This blog was written by Laud Ebenezer Freeman, PhD student in the Faculty of Wellbeing, Education and Language Studies (WELS) at The Open University.

Across the Global South, significant progress has been made towards expanding access to education for learners with disabilities. Inclusive education policies have increased opportunities for children who were previously excluded from mainstream schooling to learn alongside their peers. However, the important question that remains is what happens beyond access?

This distinction between access to schooling and access to learning is important because presence does not automatically mean meaningful participation. It is particularly important in STEM education, where concepts are frequently communicated through diagrams, demonstrations, graphs, equations and other visual representations.

As part of my PhD research on curriculum adaptation in STEM education for students with visual impairments (VI) in Ghana, I have been exploring how teachers adapt the curriculum, the challenges they encounter, and how students with VI experience STEM learning in both special and inclusive schools. An important issue that emerged concerns the role of sighted students in supporting their peers with VI to access learning.

Access mediation through peers

In inclusive classrooms, students with VI depend considerably on their sighted classmates to access instructional content. These peers, often called readers, assist their classmates with VI by describing visual materials, explaining classroom demonstrations, reading notes aloud and helping with other learning activities.
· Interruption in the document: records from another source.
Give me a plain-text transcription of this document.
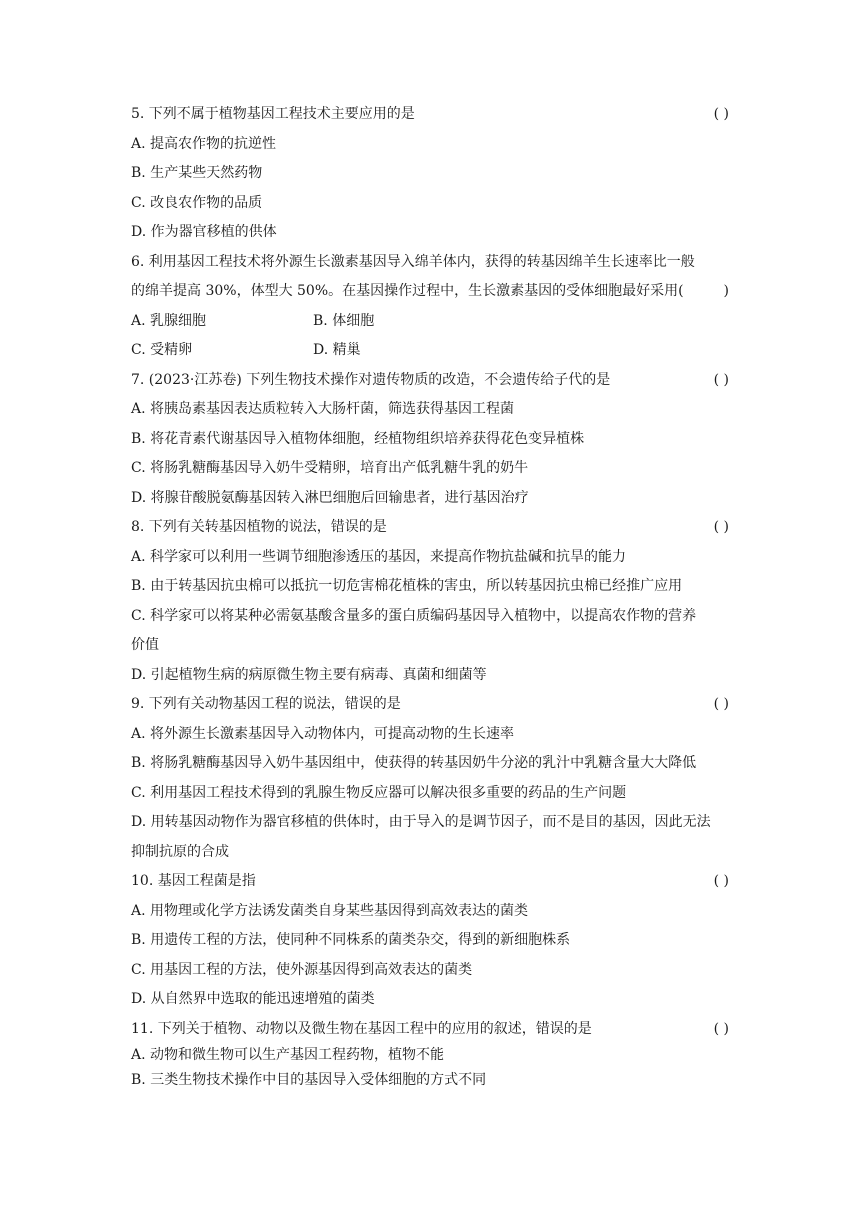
5. 下列不属于植物基因工程技术主要应用的是	( )
A. 提高农作物的抗逆性
B. 生产某些天然药物
C. 改良农作物的品质
D. 作为器官移植的供体
6. 利用基因工程技术将外源生长激素基因导入绵羊体内，获得的转基因绵羊生长速率比一般
的绵羊提高 30%，体型大 50%。在基因操作过程中，生长激素基因的受体细胞最好采用(	)
A. 乳腺细胞	B. 体细胞
C. 受精卵	D. 精巢
7. (2023·江苏卷) 下列生物技术操作对遗传物质的改造，不会遗传给子代的是	( )
A. 将胰岛素基因表达质粒转入大肠杆菌，筛选获得基因工程菌
B. 将花青素代谢基因导入植物体细胞，经植物组织培养获得花色变异植株
C. 将肠乳糖酶基因导入奶牛受精卵，培育出产低乳糖牛乳的奶牛
D. 将腺苷酸脱氨酶基因转入淋巴细胞后回输患者，进行基因治疗
8. 下列有关转基因植物的说法，错误的是	( )
A. 科学家可以利用一些调节细胞渗透压的基因，来提高作物抗盐碱和抗旱的能力
B. 由于转基因抗虫棉可以抵抗一切危害棉花植株的害虫，所以转基因抗虫棉已经推广应用
C. 科学家可以将某种必需氨基酸含量多的蛋白质编码基因导入植物中，以提高农作物的营养
价值
D. 引起植物生病的病原微生物主要有病毒、真菌和细菌等
9. 下列有关动物基因工程的说法，错误的是	( )
A. 将外源生长激素基因导入动物体内，可提高动物的生长速率
B. 将肠乳糖酶基因导入奶牛基因组中，使获得的转基因奶牛分泌的乳汁中乳糖含量大大降低
C. 利用基因工程技术得到的乳腺生物反应器可以解决很多重要的药品的生产问题
D. 用转基因动物作为器官移植的供体时，由于导入的是调节因子，而不是目的基因，因此无法
抑制抗原的合成
10. 基因工程菌是指	( )
A. 用物理或化学方法诱发菌类自身某些基因得到高效表达的菌类
B. 用遗传工程的方法，使同种不同株系的菌类杂交，得到的新细胞株系
C. 用基因工程的方法，使外源基因得到高效表达的菌类
D. 从自然界中选取的能迅速增殖的菌类
11. 下列关于植物、动物以及微生物在基因工程中的应用的叙述，错误的是	( )
A. 动物和微生物可以生产基因工程药物，植物不能
B. 三类生物技术操作中目的基因导入受体细胞的方式不同
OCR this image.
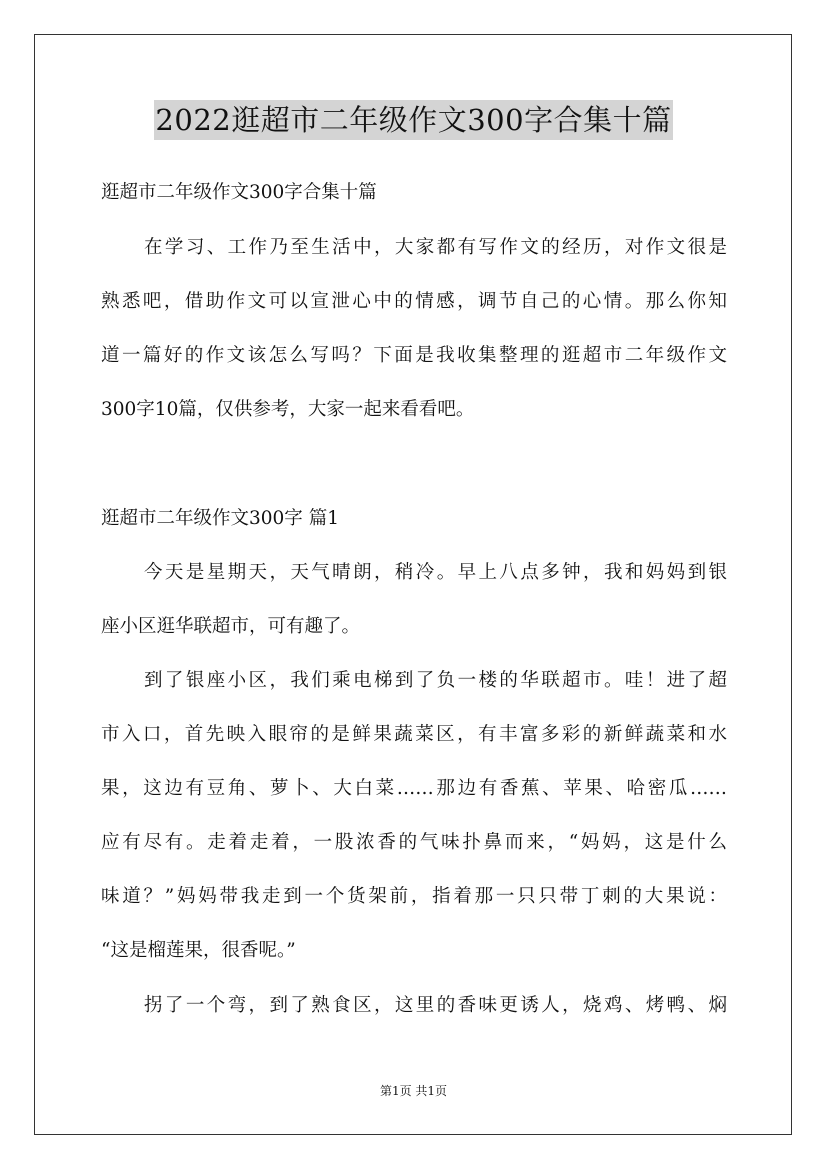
2022逛超市二年级作文300字合集十篇
逛超市二年级作文300字合集十篇
在学习、工作乃至生活中，大家都有写作文的经历，对作文很是
熟悉吧，借助作文可以宣泄心中的情感，调节自己的心情。那么你知
道一篇好的作文该怎么写吗？下面是我收集整理的逛超市二年级作文
300字10篇，仅供参考，大家一起来看看吧。
逛超市二年级作文300字 篇1
今天是星期天，天气晴朗，稍冷。早上八点多钟，我和妈妈到银
座小区逛华联超市，可有趣了。
到了银座小区，我们乘电梯到了负一楼的华联超市。哇！进了超
市入口，首先映入眼帘的是鲜果蔬菜区，有丰富多彩的新鲜蔬菜和水
果，这边有豆角、萝卜、大白菜……那边有香蕉、苹果、哈密瓜……
应有尽有。走着走着，一股浓香的气味扑鼻而来，“妈妈，这是什么
味道？”妈妈带我走到一个货架前，指着那一只只带丁刺的大果说：
“这是榴莲果，很香呢。”
拐了一个弯，到了熟食区，这里的香味更诱人，烧鸡、烤鸭、焖
第1页 共1页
Therefore, the term ‘reader’ is a general description for the types of support that sighted learners provide to their peers with VI. This support reflects one of the values of inclusive education, which is the development of social relationships characterised by empathy, respect, cooperation and mutual support.

However, classroom observations conducted during my fieldwork in the inclusive school suggest that these peer support arrangements can be fragile and, at times, shaped by other factors beyond the control of students with VI.
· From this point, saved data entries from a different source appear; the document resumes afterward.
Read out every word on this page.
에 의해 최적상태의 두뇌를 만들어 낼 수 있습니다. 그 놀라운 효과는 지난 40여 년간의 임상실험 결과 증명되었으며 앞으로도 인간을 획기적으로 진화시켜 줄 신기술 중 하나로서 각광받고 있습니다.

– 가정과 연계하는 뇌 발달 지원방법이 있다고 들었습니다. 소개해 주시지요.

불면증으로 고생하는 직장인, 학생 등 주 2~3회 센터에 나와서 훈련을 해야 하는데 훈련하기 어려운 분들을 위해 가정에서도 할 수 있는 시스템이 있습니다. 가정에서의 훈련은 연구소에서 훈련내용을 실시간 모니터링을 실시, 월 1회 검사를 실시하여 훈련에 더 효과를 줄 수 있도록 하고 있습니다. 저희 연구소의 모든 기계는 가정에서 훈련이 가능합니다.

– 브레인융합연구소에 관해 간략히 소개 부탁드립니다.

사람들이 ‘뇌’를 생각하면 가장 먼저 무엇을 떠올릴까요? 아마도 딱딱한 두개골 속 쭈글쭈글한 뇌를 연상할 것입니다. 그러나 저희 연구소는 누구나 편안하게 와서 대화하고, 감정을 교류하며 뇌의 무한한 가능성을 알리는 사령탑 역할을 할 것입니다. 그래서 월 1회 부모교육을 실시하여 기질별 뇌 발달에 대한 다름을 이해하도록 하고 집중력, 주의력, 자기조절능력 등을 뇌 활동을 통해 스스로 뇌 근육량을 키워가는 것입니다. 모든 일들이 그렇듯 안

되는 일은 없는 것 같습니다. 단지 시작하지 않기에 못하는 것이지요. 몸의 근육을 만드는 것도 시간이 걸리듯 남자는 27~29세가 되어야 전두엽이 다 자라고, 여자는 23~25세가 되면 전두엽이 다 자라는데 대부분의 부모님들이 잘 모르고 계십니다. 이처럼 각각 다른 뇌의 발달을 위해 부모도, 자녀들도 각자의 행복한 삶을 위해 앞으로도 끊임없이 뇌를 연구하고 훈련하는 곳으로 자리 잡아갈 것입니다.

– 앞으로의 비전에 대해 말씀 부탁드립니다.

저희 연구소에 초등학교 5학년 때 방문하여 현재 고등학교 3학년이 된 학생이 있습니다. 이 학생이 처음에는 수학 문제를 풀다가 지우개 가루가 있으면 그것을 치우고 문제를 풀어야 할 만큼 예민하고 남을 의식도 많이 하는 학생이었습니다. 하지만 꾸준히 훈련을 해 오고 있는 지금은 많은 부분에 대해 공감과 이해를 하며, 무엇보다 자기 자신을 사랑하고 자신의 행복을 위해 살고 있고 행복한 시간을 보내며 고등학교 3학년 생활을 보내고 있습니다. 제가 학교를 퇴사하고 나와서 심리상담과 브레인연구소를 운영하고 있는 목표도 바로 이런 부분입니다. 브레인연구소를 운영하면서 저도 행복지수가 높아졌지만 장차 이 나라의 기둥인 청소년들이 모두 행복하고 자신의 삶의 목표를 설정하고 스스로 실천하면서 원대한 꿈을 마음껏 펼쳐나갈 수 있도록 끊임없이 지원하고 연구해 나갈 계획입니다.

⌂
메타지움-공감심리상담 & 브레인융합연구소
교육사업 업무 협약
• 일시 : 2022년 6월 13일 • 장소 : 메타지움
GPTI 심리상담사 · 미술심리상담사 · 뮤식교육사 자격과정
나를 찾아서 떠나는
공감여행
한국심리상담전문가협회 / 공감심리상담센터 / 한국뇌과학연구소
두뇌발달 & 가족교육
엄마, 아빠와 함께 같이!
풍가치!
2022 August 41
When inclusion depends on informal support

During STEM lessons, access to learning often depended on whether readers were available, willing and able to provide support at a particular moment. At times, support was suspended or delayed because readers were focusing on understanding the lesson themselves. In other instances, reader support became inconsistent for reasons unrelated to teaching and learning. For example, on a particular day, a reader decided that they did not feel like sitting next to their peer with VI. The student with VI sat through the maths lesson without the help of his reader. As a result, he had challenges understanding the lesson.

These observations highlight a subtle but important reality: readers are not teaching assistants. They are learners navigating the same curriculum demands as every other learner. While they may often be willing to help their peers with VI, they must simultaneously manage their own learning needs. Naturally, they prioritise their own learning needs. Moreso, they cannot support their peers with VI to understand a concept if they do not understand it themselves.
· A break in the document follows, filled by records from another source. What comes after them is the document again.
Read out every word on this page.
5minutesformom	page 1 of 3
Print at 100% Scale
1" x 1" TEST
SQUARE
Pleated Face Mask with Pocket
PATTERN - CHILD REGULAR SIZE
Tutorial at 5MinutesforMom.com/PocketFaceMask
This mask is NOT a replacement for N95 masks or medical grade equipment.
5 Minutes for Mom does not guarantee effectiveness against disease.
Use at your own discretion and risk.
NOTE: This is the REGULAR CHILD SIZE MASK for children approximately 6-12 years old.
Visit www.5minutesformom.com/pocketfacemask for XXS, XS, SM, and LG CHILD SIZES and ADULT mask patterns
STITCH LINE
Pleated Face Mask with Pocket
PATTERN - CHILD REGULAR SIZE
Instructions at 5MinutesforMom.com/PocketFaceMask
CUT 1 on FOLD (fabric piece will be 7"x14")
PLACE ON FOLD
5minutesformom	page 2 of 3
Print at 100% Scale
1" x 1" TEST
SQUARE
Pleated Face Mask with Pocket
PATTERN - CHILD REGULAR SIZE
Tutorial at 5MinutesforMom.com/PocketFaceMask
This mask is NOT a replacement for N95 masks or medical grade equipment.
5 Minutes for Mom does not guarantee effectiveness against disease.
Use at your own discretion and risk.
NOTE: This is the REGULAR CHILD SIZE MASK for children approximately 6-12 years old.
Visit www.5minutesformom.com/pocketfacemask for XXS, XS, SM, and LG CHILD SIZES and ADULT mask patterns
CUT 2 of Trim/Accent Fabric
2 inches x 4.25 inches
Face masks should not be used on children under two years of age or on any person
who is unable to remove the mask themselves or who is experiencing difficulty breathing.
This contributes to a situation where learning for students with VI can become dependent on factors that are difficult to predict or control. Reader support may or may not be available, depending on factors such as the topic, timing, convenience, classroom dynamics, competing academic demands or individual relationships between students. This raises an important concern because if access to learning support depends considerably on sighted peers rather than accessible pedagogy and institutional support, participation in learning for students with VI becomes vulnerable to disruption.

The limits of enrolment-based inclusion

This situation points to a broader challenge. Educational systems often measure inclusion through quantitative indicators such as enrolment, attendance and placement of learners with disabilities in mainstream schools. While these are important, they may not necessarily reveal whether students with disabilities engage meaningfully with learning. A student with VI may be physically present in a STEM classroom but excluded from learning activities. The distinction matters because inclusion is not simply about where students learn; it is also about how they meaningfully participate in learning.

Rethinking support in inclusive STEM classrooms

The situation points to the need for a more intentional approach to supporting learners with VI in STEM. Inclusion should not be simply understood as access to classrooms, but as access to equitable opportunities for meaningful participation. Teachers require practical preparation and support to make STEM content accessible, particularly when teaching concepts heavily involve visual representations. This includes developing skills in verbal description, adapting learning materials and designing lessons that minimise visual barriers.

Readers, on the other hand, play an important role in supporting their peers with VI, but the primary responsibility for ensuring access to learning does not rest on them. Schools need to provide greater structure for peer-support arrangements through training, clear expectations, monitoring and recognition of students who take on these responsibilities.

From access to participation

These observations highlight an important consideration for inclusive education in the Global South. Expanding access to schooling is a significant achievement, but that alone is not enough. As countries continue to advance their inclusive education agendas, more attention must be paid to the conditions that enable meaningful participation in learning. Without addressing this, students may be ceremonially included in classrooms yet remain excluded from meaningful learning engagements. The challenge, therefore, is not simply to ensure that learners with disabilities are present in schools. It is to ensure that they can fully engage with what happens inside the classrooms. This may be one of the most important tasks facing inclusive education today.